Lindy, lifting dark eyes, asked quietly in her voice of silver dreams:
“Why not ask me?”
“You?” Gavin Dart turned incredulous eyes from the smouldering copper of Kit’s arrogant head to the velvet smoothness of the little dark one against the dim brocade. “Why should I ask you?”
She let the pearls that she had been twisting into a rope all evening slip through her fingers as though she no longer needed them, and leaned forward out of the shadows into the light.

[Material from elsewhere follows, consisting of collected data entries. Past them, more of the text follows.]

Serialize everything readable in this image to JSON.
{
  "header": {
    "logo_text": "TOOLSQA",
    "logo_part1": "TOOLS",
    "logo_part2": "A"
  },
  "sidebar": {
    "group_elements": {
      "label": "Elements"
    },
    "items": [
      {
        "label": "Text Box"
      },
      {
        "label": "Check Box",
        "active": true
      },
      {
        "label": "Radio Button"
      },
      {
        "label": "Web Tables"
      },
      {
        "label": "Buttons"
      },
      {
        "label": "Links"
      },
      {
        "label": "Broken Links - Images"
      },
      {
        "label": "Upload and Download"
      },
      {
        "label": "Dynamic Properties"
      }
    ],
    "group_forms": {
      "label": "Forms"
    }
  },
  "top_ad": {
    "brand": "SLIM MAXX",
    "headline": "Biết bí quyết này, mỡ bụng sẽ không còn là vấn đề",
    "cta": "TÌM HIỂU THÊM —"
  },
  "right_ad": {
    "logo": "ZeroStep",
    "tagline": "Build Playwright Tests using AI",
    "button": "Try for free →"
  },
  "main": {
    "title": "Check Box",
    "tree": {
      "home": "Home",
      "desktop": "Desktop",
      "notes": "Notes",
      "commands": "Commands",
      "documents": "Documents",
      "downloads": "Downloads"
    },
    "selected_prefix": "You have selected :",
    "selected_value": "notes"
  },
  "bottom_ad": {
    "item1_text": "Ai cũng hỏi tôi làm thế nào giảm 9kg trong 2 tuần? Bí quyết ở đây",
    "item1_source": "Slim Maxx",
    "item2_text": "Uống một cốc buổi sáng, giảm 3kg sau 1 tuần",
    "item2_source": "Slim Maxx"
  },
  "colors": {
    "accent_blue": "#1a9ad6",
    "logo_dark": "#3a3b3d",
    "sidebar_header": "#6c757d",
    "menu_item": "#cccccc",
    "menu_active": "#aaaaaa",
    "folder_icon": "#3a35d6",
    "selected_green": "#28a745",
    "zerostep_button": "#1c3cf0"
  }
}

“Because it was I who put them there.” In the dancing firelight the clear serenity of the small, pale face was as unflawed as the voice. “Because it was I who murdered Doug King.”
Chapter VIII
The snap of Kit Baird’s pencil between his fingers cracked sharp as a pistol, and Gavin Dart’s voice sounded curiously flat after it.
“I don’t believe you.”
“Don’t you, Gavin? Is that because truth is so hard to believe? … I’d begun to think that you could believe almost anything—you’re really almost as bad as the White Queen! You remember, she practised until she could manage as many as six impossible things before breakfast; I think that you could manage seven.” A light, too delicate, too remote and elusive for mirth, hovered behind the shadowing lashes, and Gavin Dart turned his eyes from it, as though he found it intolerable.
“You could believe that Sherry, who adored him, killed Doug for fifty thousand dollars, couldn’t you? You could believe that Tom did it for a shattered business career—that Kit did it for four cards with little pricks on their backs. You’ve believed quantities and quantities of other things almost as foolish and almost as dangerous, and yet you can’t believe the simplest of truths. Why can’t you, Gavin?”
He said, out of the deathly silence through which the limpid voice ran like a brook:
“Because it’s sheer insanity. All this has been too much for you, Lindy; it’s been pretty well too much for the lot of us. Hysteria has more than one way
of hitting us, my dear, and this happens to be the way it’s hit you. You are no more capable of committing murder than that baby of mine at home.”
She said:
“I hope for his sake—and for yours—that you’re as wrong about that as you are about everything else. Why don’t you think that I killed Doug, Gavin? No, don’t bother to tell me—I’ll tell you. You don’t think that I killed him because I have long lashes, and small hands, and pretty manners. They’re none of them real deterrents to murder, I think—Damaris had them, too, but Sidney died at his desk for all of them.”
“It’s that story that’s turned your head.” Gavin’s voice was harsh with pain. “You’d never have so much as thought of trying to make us believe a monstrous thing like this if it hadn’t been for that worn-out tale of blood and revenge… Lindy, do you realize that you are practically the only person here who hadn’t the shadow of a motive for killing Doug?”
“You are wrong again. I am the only person here who had a motive urgent enough to make murder the only solution.”
“What motive?”
“Doug King was trying to ruin someone that I loved.… He gave me only one alternative to prevent that ruin—he forgot that there were two.… I chose the second.”
“The second?”
“I chose murder,” said the lovely tranquil voice.
Chatty, who had been staring at her with eyes that terror had burned dry of tears, made a strange little sound, and covered her face with her hands.
For a moment no one spoke at all, and then Jill Leighton, holding the smock that covered the blood-stains together with hands that shook uncontrollably, asked in a voice that did not shake at all: “Was it because of Sunny, Lindy?”
“No … not Sunny. I loved her, too—I loved her dreadfully—and Doug would have been kinder to have used a knife to kill her. But Sunny’s lucky—Sunny’s dead. He couldn’t hurt her any more.… It wasn’t Sunny.”